И Чайкин не раз благодарно вспоминал молодую еврейку Ревекку. Ведь благодаря ее предупреждению он не подписал бумаги, которая закабалила бы его на трехлетнюю службу.
Но – странное дело! – как ни страшно ему было, особенно в первые дни, на «Диноре», он на ней не испытывал того трепета, той приниженности, какие испытывал на
«Проворном». Он все-таки чувствовал себя свободным.
Благодаря незнанию английского языка, на котором раздавались командные слова и на котором говорили между собою все эти разноплеменные матросы, положение
Чайкина было трудноватое.
Но сметливость выручала его.
Он понимал, глядя на других, что надо делать, когда раздавалась команда капитана, штурмана или боцмана, и в скором времени заслужил общее уважение, показав себя лихим, толковым матросом, добросовестно исполняющим свои обязанности. Он был марсовым на фор-марсе и, кроме того, рулевым и никогда на вахтах не спал – одним словом, Чайкин зарабатывал свое жалованье по совести.
Сперва на «новенького» косились. Его встретили недружелюбными взглядами, как встречает стая собак новую.
Но знание им своего матросского дела, выказанное при первой же постановке парусов, во время съемки с якоря, изменило это недружелюбие в равнодушие.
Его никто не задирал. Его оставили в покое, присматриваясь к нему. С ним никто не пробовал обмениваться пантомимами, и Чайкин, чувствуя свое одиночество, скучал по своим «российским».
Но он знал, что возврата уж нет, и, стараясь приспособиться к новому своему положению, внимательно вслушивался в чужой ему язык, запоминая слова и выражения.
И он быстро усваивал себе их.
Соседом на фор-марса-pee был у него Чезаре.
Этот сорокалетний испанец с маленькими холодными и злыми глазами, с глубоким шрамом от удара ножом на щеке с первого же дня почему-то невзлюбил Чайкина.

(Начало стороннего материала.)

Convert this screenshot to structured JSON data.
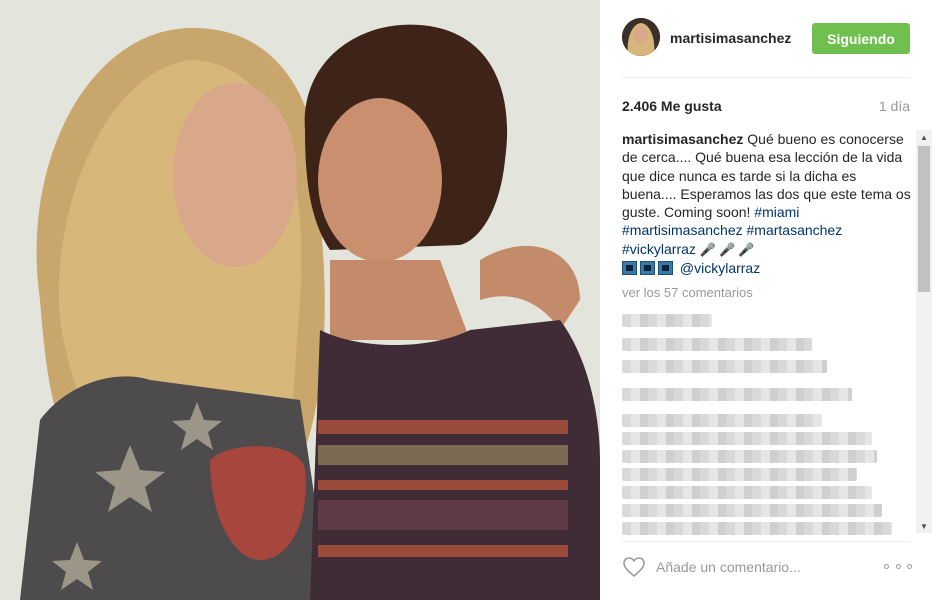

За что? Он и сам бы не объяснил этой антипатии, внезапно зарождающейся между людьми словно бы по какому-то инстинкту, в основе которого лежит бессознательное чувство двух противоположных натур.
Вероятно, Чезаре, этот лживый, порочный и злой человек, на душе которого было не одно преступление, бежавший из Кадикса лет десять тому назад за убийство жены и с тех пор успевший посидеть в Бостонской тюрьме за воровство, этот шулер игрок, чуть не повешенный в
Сакраменто по суду Линча обыгранными им рудокопами, вероятно сразу признал в этом белобрысом русском матросе с кроткими серыми глазами непорочную душу честного человека.
И этого было довольно, чтобы почувствовать ненависть и зависть, нередко являющиеся у дурных людей к хорошим, словно бы как протест, в основе которого лежит злоба на потерю в самом себе всего того хорошего, которое, быть может, и было когда-нибудь в человеке.
Чайкин был очень осторожен с Чезаре и боялся втайне испанца, перехватывая порой его злобные взгляды исподлобья, но не выказывал перед ним страха и не обращал на него, по-видимому, никакого внимания.
Это-то и возбуждало в испанце еще большую злобу.
И однажды, после обеда, когда оба они, как подвахтенные, были внизу, в небольшой матросской каюте, по бокам которой были расположены нары для спанья, Чезаре нарочно задел плечом стоявшего посреди каюты Чайкина и, внезапно бледнея, крикнул:
– Дорогу, русская свинья!
И хотя Чайкин чуть-чуть посторонился, Чезаре, смерив его презрительно-злобным взглядом, со всего размаха толкнул Чайкина так, что тот ударился головой о борт.
Хотя Чезаре, приземистый и мускулистый, обладал значительной силой и Чайкин это знал, – тем не менее, взбешенный этим нападением, Чайкин ударил испанца кулаком по лицу.
– Ловко! – произнес чей-то голос с одной из коек.